The last example looks truly spectacular. Allen and colleagues use both color hues and transparency to illustrate areas of the brain that undergo significant changes in activity in a task-based functional MRI dataset (see their Figure 3B below). The conventional way of representing fMRI results would be to apply a threshold to the indices of brain activity, and only show those brain regions that were beyond the threshold. However, thresholds are arbitrary, and most of the brain’s activity gets “erased” from the plot. The authors’ approach allows them to show the data’s structure in a much more thorough fashion (in this case including areas of the brain that undergo de-activation during the task, likely corresponding to the “default mode network”), without cluttering the display or making it too complicated. They also provide an example dataset and MATLAB scripts to reproduce their figure.
‘The jet colormap must die!’
I found one minor weakness in Allen et al.’s paper: their recommendation of color scales (or colormaps). Specifically, for bipolar data, which can range from negative through zero to positive values, they suggest using a rainbow (or “jet”) colormap: negative values are mapped to progressively lighter shades of blue, moving to green for data whose value is zero, then through yellows and oranges to reds for positive data. There are several problems about this particular colormap, detailed in multiple papers and blog posts (I took this section’s title from one such post). To summarize them briefly:
- human vision does not perceive the color changes of the jet colormap as homogeneous, creating artificial “borders” (called Mach bands) when continuous surfaces are plotted (see the illustration below)
- the order of the colors is arbitrary (despite being that of the rainbow)
- the luminance of successive colors does not follow a monotonous increase or decrease
- the presence of greens and reds make it hard to interpret by people with the most common disturbance of color vision
For plotting bipolar data, other colormaps can avoid the “illusory border” problem, for instance a colormap that goes from cold (blue) to warm (red) colors.
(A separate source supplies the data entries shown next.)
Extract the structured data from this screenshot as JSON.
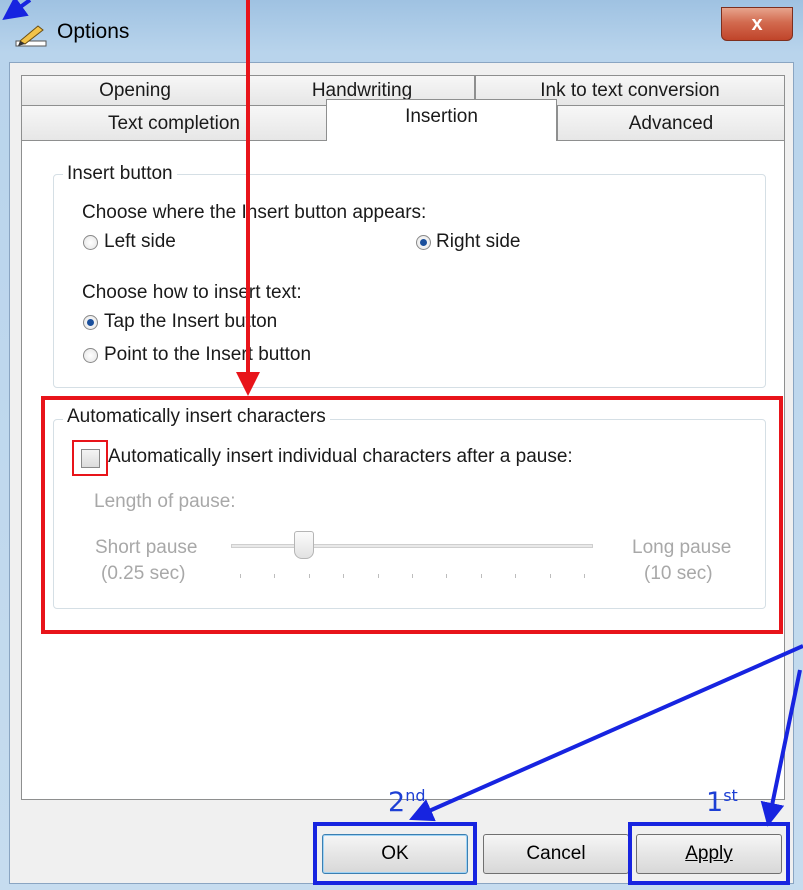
{
  "window": {
    "title": "Options",
    "close_glyph": "x",
    "title_icon": "pen-icon"
  },
  "tabs": {
    "row1": [
      {
        "label": "Opening"
      },
      {
        "label": "Handwriting"
      },
      {
        "label": "Ink to text conversion"
      }
    ],
    "row2": [
      {
        "label": "Text completion"
      },
      {
        "label": "Insertion",
        "active": true
      },
      {
        "label": "Advanced"
      }
    ]
  },
  "insert_button_group": {
    "title": "Insert button",
    "where_prompt": "Choose where the Insert button appears:",
    "left_side": "Left side",
    "right_side": "Right side",
    "selected_side": "Right side",
    "how_prompt": "Choose how to insert text:",
    "tap": "Tap the Insert button",
    "point": "Point to the Insert button",
    "selected_method": "Tap the Insert button"
  },
  "auto_group": {
    "title": "Automatically insert characters",
    "checkbox_label": "Automatically insert individual characters after a pause:",
    "checked": false,
    "length_label": "Length of pause:",
    "short_label": "Short pause",
    "short_value": "(0.25 sec)",
    "long_label": "Long pause",
    "long_value": "(10 sec)",
    "slider_position_fraction": 0.19
  },
  "buttons": {
    "ok": "OK",
    "cancel": "Cancel",
    "apply": "Apply"
  },
  "annotations": {
    "second": {
      "num": "2",
      "suffix": "nd"
    },
    "first": {
      "num": "1",
      "suffix": "st"
    },
    "red": "#e8141a",
    "blue": "#1724e0"
  }
}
In the example above, I’ve taken the cold-to-warm colormap from an excellent paper on colormaps by Kenneth Moreland, of the Sandia National Laboratories, USA.
Apart from this minor objection, however, I warmly recommend reading Allen et al.’s thoughtful discussion–you will likely produce better data visualizations thanks to the authors!
(And if you still need to plot bar plots, I’ve got a great MATLAB function for you!)
Allen, E., Erhardt, E., & Calhoun, V. (2012). Data Visualization in the Neurosciences: Overcoming the Curse of Dimensionality Neuron, 74 (4), 603-608 DOI: 10.1016/j.neuron.2012.05.001
Moreland K. Diverging Color Maps for Scientific Visualization (Expanded). Proceedings of the 5th International Symposium on Visual Computing. 2009 December.